DÉFENSE DE LA NATURE
Malgré ce schéma « blessure-natureamour » un brin mélodramatique et mécanique, Viggers décrit avec talent la faune et la flore de l’Australie, et sait créer des personnages attachants. Dans son quatrième roman, on rencontre la pétillante Miki, Kurt, son frère bourru, ainsi que le chétif Max avec lequel Leon, garde- forestier solitaire, se lie d’amitié. Tous s’impliquent dans la défense de la nature en Tasmanie, dépassant ainsi leurs chagrins individuels.
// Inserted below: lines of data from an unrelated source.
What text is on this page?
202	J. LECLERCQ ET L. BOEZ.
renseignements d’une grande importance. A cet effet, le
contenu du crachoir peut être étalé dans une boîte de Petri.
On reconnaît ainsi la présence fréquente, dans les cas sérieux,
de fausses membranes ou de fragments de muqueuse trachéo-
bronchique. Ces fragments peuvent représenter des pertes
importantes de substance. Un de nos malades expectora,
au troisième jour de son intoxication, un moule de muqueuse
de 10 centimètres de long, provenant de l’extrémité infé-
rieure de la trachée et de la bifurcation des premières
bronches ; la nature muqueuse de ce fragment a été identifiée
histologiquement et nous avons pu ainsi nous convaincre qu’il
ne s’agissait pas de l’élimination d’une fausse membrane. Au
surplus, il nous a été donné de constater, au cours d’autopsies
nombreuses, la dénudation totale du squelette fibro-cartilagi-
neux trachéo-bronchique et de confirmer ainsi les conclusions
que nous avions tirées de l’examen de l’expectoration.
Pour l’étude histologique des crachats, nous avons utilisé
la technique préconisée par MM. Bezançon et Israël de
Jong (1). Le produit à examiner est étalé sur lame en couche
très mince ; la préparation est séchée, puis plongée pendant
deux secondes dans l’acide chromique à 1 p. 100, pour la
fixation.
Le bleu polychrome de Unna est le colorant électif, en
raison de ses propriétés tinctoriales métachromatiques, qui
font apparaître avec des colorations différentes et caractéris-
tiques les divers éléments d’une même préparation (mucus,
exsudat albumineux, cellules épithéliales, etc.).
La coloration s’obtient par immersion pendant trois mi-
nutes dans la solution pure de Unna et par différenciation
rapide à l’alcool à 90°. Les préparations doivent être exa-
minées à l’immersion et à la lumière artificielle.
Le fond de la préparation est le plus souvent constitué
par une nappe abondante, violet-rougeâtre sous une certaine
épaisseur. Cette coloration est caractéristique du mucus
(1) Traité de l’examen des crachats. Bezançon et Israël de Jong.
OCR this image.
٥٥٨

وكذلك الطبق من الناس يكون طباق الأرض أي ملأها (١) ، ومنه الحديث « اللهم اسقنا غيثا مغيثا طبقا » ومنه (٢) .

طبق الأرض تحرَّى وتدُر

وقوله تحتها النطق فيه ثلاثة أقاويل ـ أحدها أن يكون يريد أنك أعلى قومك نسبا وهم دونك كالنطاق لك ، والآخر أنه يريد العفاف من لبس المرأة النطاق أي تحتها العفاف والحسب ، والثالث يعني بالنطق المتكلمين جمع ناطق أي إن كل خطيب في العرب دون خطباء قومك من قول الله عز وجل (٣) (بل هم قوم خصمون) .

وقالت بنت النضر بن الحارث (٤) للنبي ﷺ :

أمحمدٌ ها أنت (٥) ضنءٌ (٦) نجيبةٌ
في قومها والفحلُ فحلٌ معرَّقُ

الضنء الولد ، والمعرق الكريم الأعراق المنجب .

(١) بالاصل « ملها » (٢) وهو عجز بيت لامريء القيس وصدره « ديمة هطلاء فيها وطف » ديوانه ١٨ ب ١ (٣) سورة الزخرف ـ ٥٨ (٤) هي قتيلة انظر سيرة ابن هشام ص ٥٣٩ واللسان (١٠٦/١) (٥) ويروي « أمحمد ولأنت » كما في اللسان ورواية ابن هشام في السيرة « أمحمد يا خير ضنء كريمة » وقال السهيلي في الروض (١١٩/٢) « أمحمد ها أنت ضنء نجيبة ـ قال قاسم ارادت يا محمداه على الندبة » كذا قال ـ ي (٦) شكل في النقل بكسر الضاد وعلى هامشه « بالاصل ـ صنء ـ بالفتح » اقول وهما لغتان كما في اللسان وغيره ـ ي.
Reste que cet élan de solidarité ne constitue pas la meilleure part du roman qui se joue plutôt «à l’abri des arbres ». Dans ces moments où Miki s’évade en forêt après une dure semaine de travail au fast-food qu’elle tient avec Kurt : « L’odeur du bush après la pluie. Le craquement de l’écorce. Le grincement des branches. L’impression de quiétude et d’intemporalité, la croissance et le renouveau. L’aura des arbres. Le sentiment que tout est connecté. À sa place. Elle aurait pu rester là toute la journée, à respirer en rythme avec l’arbre, à inspirer la vie qu’il insufflait. » Nous aussi.